Charlie Hebdo veröffentlicht Sonderausgabe zum Jahrestag

Zum ersten Jahrestag der Anschläge auf seine Redaktion hat das französische Satire-Magazin eine Sonderausgabe veröffentlicht. Im Heft erinnern die Autoren, die die Anschläge am 7. Januar 2015 überlebt haben, noch einmal umfassend an die Tat und holen gleichzeitig zum Rundumschlag gegen den „religiösen Totalitarismus“ aus.
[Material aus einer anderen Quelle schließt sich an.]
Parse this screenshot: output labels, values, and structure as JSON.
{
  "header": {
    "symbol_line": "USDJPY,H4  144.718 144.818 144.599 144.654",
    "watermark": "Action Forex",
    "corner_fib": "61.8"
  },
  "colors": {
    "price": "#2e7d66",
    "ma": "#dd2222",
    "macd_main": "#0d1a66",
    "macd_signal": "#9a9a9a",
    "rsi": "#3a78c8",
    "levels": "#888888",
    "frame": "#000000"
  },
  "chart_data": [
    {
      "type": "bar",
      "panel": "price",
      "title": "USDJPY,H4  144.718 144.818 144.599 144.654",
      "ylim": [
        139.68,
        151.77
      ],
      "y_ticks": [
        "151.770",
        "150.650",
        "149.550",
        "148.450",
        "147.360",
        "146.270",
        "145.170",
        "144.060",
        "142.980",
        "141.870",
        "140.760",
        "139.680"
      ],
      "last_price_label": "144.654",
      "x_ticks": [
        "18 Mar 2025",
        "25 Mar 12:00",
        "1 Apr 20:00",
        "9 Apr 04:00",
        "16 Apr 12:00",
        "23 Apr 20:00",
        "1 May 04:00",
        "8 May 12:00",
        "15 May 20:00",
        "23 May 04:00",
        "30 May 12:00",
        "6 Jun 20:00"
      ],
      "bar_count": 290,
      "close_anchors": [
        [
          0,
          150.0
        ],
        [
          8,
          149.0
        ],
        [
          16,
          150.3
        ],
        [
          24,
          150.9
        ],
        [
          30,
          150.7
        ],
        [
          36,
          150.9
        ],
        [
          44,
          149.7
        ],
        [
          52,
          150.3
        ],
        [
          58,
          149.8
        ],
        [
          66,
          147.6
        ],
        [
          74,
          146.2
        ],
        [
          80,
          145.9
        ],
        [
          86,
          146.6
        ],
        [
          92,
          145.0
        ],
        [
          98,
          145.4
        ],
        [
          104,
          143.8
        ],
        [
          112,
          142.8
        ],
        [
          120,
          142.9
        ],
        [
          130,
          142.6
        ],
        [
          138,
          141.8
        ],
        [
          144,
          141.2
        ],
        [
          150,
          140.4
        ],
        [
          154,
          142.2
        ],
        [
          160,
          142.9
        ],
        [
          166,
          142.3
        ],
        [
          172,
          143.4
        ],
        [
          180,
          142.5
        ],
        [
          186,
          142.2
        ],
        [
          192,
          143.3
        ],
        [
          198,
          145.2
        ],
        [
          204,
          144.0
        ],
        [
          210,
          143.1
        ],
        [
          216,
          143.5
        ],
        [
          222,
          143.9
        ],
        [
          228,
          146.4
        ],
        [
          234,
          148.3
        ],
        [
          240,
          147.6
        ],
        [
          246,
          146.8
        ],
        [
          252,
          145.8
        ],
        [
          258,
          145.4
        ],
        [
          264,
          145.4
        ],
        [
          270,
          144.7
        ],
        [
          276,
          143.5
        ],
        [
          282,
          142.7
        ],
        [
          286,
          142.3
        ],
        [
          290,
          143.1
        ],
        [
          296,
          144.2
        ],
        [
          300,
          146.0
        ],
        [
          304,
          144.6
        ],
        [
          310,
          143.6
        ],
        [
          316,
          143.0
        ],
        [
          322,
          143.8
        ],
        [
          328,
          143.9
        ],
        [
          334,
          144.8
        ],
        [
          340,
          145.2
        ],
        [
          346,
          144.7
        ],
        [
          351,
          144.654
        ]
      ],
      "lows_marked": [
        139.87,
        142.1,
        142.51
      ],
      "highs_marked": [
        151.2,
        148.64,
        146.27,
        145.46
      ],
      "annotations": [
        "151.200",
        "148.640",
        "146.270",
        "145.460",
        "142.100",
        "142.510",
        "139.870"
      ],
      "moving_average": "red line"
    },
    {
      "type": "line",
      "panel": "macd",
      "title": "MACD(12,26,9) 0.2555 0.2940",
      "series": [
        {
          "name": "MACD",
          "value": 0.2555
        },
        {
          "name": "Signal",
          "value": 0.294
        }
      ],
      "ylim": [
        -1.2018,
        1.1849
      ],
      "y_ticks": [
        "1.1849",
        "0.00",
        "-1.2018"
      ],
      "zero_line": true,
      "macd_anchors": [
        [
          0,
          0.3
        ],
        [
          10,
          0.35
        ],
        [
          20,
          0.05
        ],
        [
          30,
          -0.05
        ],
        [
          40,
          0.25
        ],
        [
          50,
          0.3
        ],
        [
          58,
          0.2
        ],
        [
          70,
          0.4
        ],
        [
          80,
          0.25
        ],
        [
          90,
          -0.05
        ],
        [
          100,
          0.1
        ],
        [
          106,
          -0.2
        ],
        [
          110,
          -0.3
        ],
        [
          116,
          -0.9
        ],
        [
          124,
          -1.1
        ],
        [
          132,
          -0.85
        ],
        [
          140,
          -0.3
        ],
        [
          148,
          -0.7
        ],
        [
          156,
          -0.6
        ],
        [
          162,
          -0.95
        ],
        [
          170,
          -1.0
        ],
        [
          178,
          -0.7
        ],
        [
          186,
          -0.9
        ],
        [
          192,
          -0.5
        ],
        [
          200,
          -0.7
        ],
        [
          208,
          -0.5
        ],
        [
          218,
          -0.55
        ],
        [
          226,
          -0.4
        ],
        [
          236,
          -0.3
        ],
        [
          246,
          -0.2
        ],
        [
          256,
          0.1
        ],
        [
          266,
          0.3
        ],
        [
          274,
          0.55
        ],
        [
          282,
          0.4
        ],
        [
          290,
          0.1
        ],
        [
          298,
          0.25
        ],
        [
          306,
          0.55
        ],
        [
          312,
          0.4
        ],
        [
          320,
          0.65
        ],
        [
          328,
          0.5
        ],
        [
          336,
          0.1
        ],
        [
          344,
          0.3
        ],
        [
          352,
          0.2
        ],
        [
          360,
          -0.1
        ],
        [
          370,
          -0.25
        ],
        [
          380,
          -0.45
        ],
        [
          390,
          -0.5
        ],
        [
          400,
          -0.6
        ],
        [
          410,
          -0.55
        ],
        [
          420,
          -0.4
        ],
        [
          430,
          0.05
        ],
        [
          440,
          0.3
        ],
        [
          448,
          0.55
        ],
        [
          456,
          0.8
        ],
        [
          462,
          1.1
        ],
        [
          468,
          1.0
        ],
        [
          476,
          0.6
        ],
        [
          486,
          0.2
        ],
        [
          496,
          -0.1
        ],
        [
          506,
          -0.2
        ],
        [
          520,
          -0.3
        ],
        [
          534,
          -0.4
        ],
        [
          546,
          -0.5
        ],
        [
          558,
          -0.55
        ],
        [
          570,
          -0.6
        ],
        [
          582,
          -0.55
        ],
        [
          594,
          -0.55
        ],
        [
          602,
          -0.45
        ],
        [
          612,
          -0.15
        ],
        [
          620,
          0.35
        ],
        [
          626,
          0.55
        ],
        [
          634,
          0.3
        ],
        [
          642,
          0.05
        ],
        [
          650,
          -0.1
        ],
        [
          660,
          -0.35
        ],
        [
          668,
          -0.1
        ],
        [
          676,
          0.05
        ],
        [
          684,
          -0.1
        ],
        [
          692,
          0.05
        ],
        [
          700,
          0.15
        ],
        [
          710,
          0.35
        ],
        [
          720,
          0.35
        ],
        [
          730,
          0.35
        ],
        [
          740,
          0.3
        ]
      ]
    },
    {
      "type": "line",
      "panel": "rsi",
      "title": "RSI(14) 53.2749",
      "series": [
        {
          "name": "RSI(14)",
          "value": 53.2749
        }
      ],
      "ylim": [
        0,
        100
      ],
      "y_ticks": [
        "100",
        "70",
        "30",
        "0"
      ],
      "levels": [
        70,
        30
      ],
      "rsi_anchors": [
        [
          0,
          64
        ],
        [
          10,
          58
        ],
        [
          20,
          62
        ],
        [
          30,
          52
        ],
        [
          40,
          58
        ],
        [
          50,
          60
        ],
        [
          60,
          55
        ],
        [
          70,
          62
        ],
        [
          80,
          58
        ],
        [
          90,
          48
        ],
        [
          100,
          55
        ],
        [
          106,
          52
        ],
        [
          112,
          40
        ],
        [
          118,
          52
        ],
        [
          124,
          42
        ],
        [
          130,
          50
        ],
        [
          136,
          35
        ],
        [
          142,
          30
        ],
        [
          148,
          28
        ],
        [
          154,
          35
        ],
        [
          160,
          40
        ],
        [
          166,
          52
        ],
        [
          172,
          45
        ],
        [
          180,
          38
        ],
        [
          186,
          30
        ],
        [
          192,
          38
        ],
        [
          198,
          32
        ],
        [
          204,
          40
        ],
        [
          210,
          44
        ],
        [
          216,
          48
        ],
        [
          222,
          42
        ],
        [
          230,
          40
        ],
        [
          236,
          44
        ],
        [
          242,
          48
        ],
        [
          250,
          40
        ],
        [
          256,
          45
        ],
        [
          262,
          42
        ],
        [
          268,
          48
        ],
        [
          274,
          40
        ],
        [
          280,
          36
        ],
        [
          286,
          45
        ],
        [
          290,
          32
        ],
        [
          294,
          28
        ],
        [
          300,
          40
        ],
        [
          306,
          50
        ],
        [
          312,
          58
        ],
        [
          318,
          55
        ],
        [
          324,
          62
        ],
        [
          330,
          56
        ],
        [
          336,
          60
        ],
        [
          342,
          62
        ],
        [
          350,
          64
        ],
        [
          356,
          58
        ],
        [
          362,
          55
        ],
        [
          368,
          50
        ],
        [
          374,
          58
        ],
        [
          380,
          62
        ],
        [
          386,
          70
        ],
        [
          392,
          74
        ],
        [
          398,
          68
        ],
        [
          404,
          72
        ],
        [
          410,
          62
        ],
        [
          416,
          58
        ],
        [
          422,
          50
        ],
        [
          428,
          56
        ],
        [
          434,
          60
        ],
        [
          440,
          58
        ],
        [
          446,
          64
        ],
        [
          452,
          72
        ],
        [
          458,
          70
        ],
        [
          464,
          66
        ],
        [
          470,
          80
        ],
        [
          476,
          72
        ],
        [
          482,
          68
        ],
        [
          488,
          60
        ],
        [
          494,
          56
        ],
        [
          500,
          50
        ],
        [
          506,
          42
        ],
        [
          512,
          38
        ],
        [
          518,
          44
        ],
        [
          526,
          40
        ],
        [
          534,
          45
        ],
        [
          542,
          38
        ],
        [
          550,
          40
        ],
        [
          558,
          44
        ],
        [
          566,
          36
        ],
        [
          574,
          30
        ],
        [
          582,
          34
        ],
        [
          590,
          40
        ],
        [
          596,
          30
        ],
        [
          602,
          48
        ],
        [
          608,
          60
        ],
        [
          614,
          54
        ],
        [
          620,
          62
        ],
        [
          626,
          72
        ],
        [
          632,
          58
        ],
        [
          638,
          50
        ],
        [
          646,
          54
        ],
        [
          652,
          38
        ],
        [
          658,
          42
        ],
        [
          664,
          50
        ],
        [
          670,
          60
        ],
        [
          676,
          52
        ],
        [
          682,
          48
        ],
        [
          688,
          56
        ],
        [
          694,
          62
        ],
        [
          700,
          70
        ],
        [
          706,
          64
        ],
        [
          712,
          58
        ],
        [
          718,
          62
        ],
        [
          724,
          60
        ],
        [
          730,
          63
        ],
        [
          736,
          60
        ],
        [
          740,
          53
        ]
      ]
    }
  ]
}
Schon das Titelblatt der mit 32 Seiten doppelt so langen Ausgabe wie üblich zeigt, dass sich die Macher von Charlie Hebdo auch ein Jahr nach den Anschläge auf ihre Redaktion nicht beugen: Das Cover bildet eine Zeichnung, auf der ein eindeutig christlicher Gott blutverschmiert, mit weit aufgerissenen Augen und einer Kalaschnikow bewaffnet auf der Flucht ist – Gott als Terrorist. Der Titel: „Ein Jahr danach – Der Mörder läuft noch immer frei umher.“ Damit setzt Zeichner Laurent „Riss“ Sourisseua, der das Attentat schwer verletzt überlebt hatte ein deutliches Zeichen: Alle Religionen, nicht nur der Islam, sorgen für Unruhe.

Im Leitartikel der Sonderausgabe schreibt Riss, dass nicht nur „die vom Koran abgestumpften Fanatiker“ dem Magazin nach dem Attentat den Tod gewünscht hätten, sondern auch „die Frömmler anderer Religionen.“ Auf den folgenden Seiten schildern die Autoren die Tat, bei der zwölf Menschen erschossen wurden und erinnern an die Arbeiten ihrer ermordeten Kollegen. Auch der Deutsche Ralf König füllt eine Doppelseite. Die Sonderausgabe erscheint in einer Auflage von einer Million, 50.000 Exemplare gingen nach Deutschland.

Im Zeichen der Erinnerung steht auch der Tag in Paris: Staatspräsident Francois Hollande hält am Jahrestag des Attentats eine Rede, eine offizielle Gedenkzeremonie folgt am Sonntag auf dem Pariser Place de la Republique.